The high court has issued powerfully pro-gay-rights decisions at key points in the past 20 years including striking down criminal statutes forbidding gay sex six years ago. But it has never voiced a word of enthusiasm for gay marriage. That has left scholars and longtime legal veterans of the gay-rights movement fearing disaster for gay marriage, should the issue be decided by the conservative-leaning Justices. "When I try to count the votes in favor of same-sex marriage on the Supreme Court, I have trouble getting to one," Andrew Koppelman, John Paul Stevens Professor of Law at Northwestern University, told TIME.
"The stakes are extremely high," adds law professor Samuel Marcosson of the University of Louisville, author of Original Sin: Clarence Thomas and the Failure of the Constitutional Conservatives. "I think the plaintiffs are (unfortunately) very likely to lose at least if the case makes it all the way to the Supreme Court and set a precedent that didn't need to be, and shouldn't have been, set. The case was premature and ill-advised."
The trial begins Jan. 11 in a 17th-floor courtroom in downtown San Francisco, and is expected to last two to three weeks. U.S. District Judge Vaughn Walker convenes a hearing Wednesday over whether to take the rare step of allowing the trial to be broadcast, despite strong objections by defenders of Prop 8 the 2008 voter initiative that ended gay marriage in California. Televised or not, the trial will be the first in federal court to answer the question of whether the U.S. Constitution forbids states like California from restricting marriage to opposite-sex couples.

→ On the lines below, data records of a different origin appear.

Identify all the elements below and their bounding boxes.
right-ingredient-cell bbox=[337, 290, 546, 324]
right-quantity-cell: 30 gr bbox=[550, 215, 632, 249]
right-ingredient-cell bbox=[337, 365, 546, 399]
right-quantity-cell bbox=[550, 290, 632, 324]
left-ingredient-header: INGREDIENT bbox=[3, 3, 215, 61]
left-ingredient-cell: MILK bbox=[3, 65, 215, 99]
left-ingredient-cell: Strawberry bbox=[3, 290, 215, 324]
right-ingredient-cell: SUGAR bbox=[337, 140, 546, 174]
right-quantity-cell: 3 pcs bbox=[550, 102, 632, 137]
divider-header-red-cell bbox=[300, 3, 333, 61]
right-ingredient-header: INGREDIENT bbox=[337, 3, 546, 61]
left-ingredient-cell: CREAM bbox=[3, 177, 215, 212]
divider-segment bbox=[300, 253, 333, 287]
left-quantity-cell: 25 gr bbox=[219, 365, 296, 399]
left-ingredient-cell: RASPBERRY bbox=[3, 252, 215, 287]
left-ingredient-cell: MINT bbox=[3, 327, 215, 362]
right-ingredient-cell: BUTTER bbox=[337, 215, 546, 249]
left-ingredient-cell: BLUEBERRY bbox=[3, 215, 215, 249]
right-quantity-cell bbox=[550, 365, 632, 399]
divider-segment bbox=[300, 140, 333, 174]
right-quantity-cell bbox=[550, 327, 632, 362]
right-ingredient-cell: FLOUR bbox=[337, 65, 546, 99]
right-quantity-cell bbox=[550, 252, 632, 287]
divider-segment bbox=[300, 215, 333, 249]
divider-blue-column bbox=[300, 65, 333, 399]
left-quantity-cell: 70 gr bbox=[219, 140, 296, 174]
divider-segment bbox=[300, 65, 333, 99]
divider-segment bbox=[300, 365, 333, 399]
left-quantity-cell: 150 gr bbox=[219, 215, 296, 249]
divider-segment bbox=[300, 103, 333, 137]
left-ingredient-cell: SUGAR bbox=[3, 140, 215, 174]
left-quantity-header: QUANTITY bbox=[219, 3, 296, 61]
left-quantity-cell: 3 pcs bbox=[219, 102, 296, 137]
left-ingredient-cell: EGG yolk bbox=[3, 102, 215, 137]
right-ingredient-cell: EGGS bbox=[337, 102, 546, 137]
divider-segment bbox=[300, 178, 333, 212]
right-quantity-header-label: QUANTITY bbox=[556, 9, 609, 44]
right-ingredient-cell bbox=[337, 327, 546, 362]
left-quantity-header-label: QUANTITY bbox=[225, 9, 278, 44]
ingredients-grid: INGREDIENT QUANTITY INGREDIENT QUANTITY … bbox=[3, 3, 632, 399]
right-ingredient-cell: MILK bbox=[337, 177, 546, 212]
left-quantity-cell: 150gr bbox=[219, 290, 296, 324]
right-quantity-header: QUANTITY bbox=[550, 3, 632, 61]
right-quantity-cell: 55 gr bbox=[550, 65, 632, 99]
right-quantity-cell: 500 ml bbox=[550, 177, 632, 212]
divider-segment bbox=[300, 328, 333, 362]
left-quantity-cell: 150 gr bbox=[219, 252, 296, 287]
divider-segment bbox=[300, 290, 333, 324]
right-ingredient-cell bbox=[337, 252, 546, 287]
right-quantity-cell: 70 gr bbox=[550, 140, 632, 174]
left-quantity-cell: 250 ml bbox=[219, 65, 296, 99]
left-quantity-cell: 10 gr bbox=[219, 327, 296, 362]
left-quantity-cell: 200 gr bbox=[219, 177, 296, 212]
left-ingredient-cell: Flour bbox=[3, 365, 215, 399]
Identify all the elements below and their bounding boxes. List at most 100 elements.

If the plaintiffs prevail all the way to the Supreme Court, a decade of election-night wins by groups opposed to gay marriage will be reversed. Voters in more than 30 states have rejected gay marriage. That's what Californians did when they supported Prop 8 in late 2008, reversing a landmark state Supreme Court ruling that not only made gay marriage legal there, but gave gays and lesbians the same broad-based protection against discrimination that racial minorities enjoy.
The attorneys who brought the case, led by former U.S. Solicitor General Theodore Olson and famed litigator David Boies, are confident their timing is right. "We consulted and researched in depth," Olson wrote in an e-mail to TIME. "We concluded that we had/have a reasonable chance of success. Our clients were made fully aware of the risks and chose to go forward. For them, the status quo is already failure. We had every reason to believe that someone was going to bring this case in any event without the resources or experience that we can assemble. The State Attorney General has now conceded the unconstitutionality of Prop 8. Finally, no one urging us not to proceed could or would say when would be a good time to bring this case."

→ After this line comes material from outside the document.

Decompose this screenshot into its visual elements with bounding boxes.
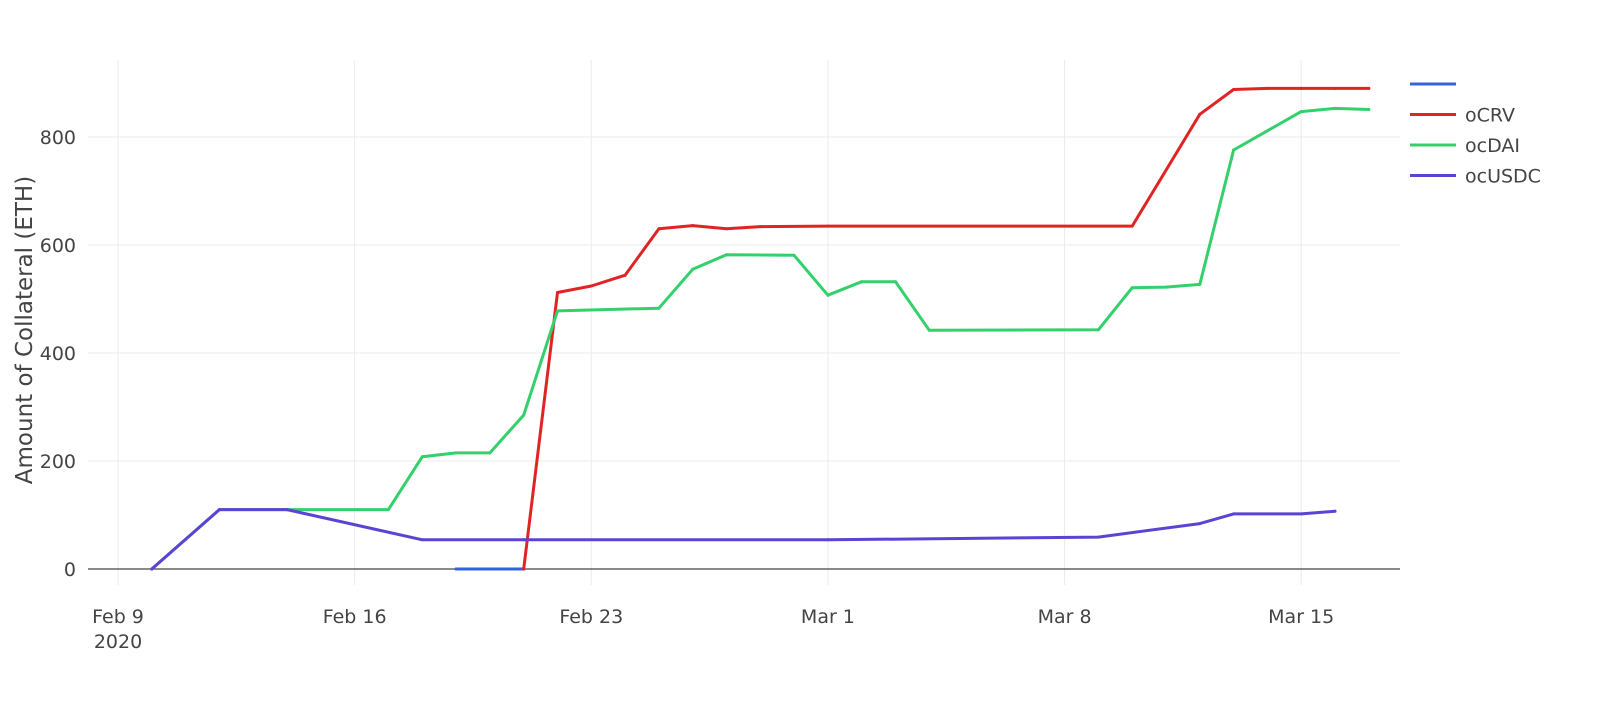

So what, exactly, will the two parties be trying to prove next week in order to win?
To begin with, Olson and Boies will argue that Prop 8 denies gays the fundamental right to marry, which the California Supreme Court held to be guaranteed. They will have to beat arguments from the other side that point out that no state prevents gays from marrying like everyone else, they just have to choose a partner of the opposite sex. And they will have to convince Walker that civil unions, which remain legal in California, are not an adequate substitute.